In the photograph: The strange roof covered in zinc.
It’s shape and design
The US architect and winner of the Pritzker architecture prize Daniel Liebeskind was in charge of designing the building. The architect of Jewish-Polish descent already had a strong body of internationally recognised work. His experience was necessary, it was no easy feat to design a building whose features break sharply with its context and surrounding area, especially with the adjoining Baroque style museum where the entrance is.
Without drowning in architectural terms or a prolonged explanation of the building all I will say is that the central theme is to represent the Jewish experience in Germany: of continuity, holocaust and exile.
In the photo: The miniature version of the building shows its peculiar zig zag shape.
An experiential museum
One thing I really appreciated about the museum was that as well as having relevant information about Jews’ suffering, it also has spaces which inspire profound reflection. An example is the Shalechet, a room which is empty bar thousands of metal faces piled over each other on the floor, representing the Jewish bodies destroyed during the holocaust. Menashe Kadishman, the creator of the piece, invites visitors to walk through the room, stepping on the faces without making any noise. The faces’ material and its irregular shape means that once stepped upon, they create eerie echoes. I couldn’t avoid thinking that each echo could be the shout of pain and suffering of a person.
In the photo: The thousands of “faces” with expressions of pain and angst piled on top of each other.
Another one of the rooms which leaves a bitter taste in the mouth is an empty space, around ten metres high where there is only a small window high up with the walls painted black. It makes you feel very lonely and cold. In the moment, you put yourself in the shoes of the Jews living in the concentration camps, how on many occasions it wasn’t the physical abuse which consumed their thoughts every day, but the emptiness and isolation they must have felt from the very beginning, being separated from everyone they loved. The moments when they realised that they had no one they could trust, or who would help them, so each passing day their hopes faded.
The exhibitions
The museum has two exhibitions, a permanent one which charts the two millenniums of German-Jewish history (it’s so much information that it is hard to cover it all in one visit). It includes the medieval communities to the Baroque period, emancipation, the First World War and the marginalisation and annihilation and then emigration. The second one is temporary and from what I understand they focus on different themes related to nationalism and Jews and Germans, each one lasting around a year before changing.
The garden of exile
I have already mentioned that the museum is divided between three concepts: continuity, the holocaust and exile. The last of these themes is covered in this garden, officially called Josef Hoffman. In a square area, large, hollow pillars jut upwards, their tops covered with sprawling vegetation. As soon as I saw it, I couldn’t help but compare it to the Holocaust Monument designed by Peter Eisenman. For one, they both have enormous blocks of stone arranged in lines as well as a sloped walking path. Both, I believe, were designed to generate different sensations to the visitor when walking through them. At times I felt like I was in a labyrinth and other times like I was delving deep into a small forest.

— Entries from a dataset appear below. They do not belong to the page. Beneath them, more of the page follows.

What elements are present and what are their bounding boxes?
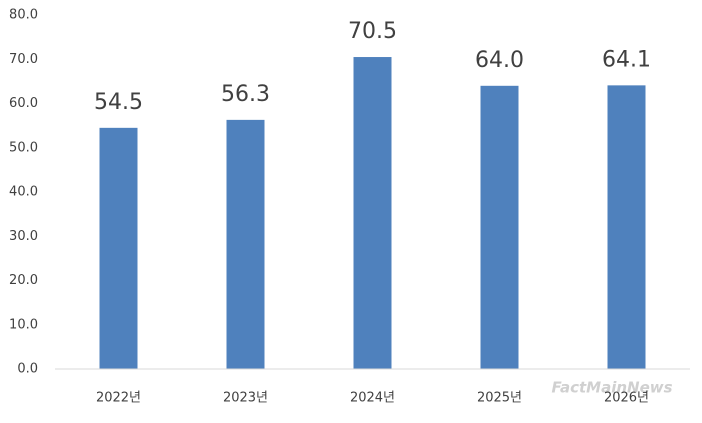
value-label: 54.5 [94,90,143,115]
y-tick-label: 60.0 [9,96,38,111]
bar [353,57,392,369]
x-tick-label: 2023년 [223,391,268,406]
value-label: 64.1 [602,47,651,72]
y-tick-label: 10.0 [9,317,38,332]
y-tick-label: 40.0 [9,185,38,200]
value-label: 56.3 [221,82,270,107]
y-tick-label: 50.0 [9,140,38,155]
bar [607,85,646,370]
value-label: 64.0 [475,48,524,73]
y-tick-label: 70.0 [9,52,38,67]
y-tick-label: 0.0 [17,362,38,377]
y-tick-label: 80.0 [9,8,38,23]
bar [480,85,519,370]
y-tick-label: 20.0 [9,273,38,288]
bar [226,119,265,369]
watermark: FactMainNews [551,379,672,397]
x-tick-label: 2026년 [604,391,649,406]
x-tick-label: 2025년 [477,391,522,406]
value-label: 70.5 [348,19,397,44]
bar [99,127,138,370]
x-tick-label: 2024년 [350,391,395,406]
x-tick-label: 2022년 [96,391,141,406]
y-tick-label: 30.0 [9,229,38,244]
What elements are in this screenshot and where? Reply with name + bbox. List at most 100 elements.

In the photo: A view of the most “covered up” sides of the garden of exile, where you feel like you are in a labyrinth.
A deconstructive design with meaning
As an architect, I often criticise the deconstructive style. For those who don’t recognise the word, it is a style where the building or work does not seem to have any shape, it is destroyed, de – constructed (that’s where the name comes from). Often I am against this style as it seems a superficial whim of architecture, a fad. However, on this occasion, each interior and exterior element of the building seems to have a function. Each staircase and diagonal window generate a different view, making the journey through the museum, as well as the exhibitions, an uncomfortable exercise in understanding the Jewish experience in Germany as well as their suffering.
For me, as you can probably already tell, I really liked the museum. It has so much information that one trip alone is not enough if you really want to learn all the history.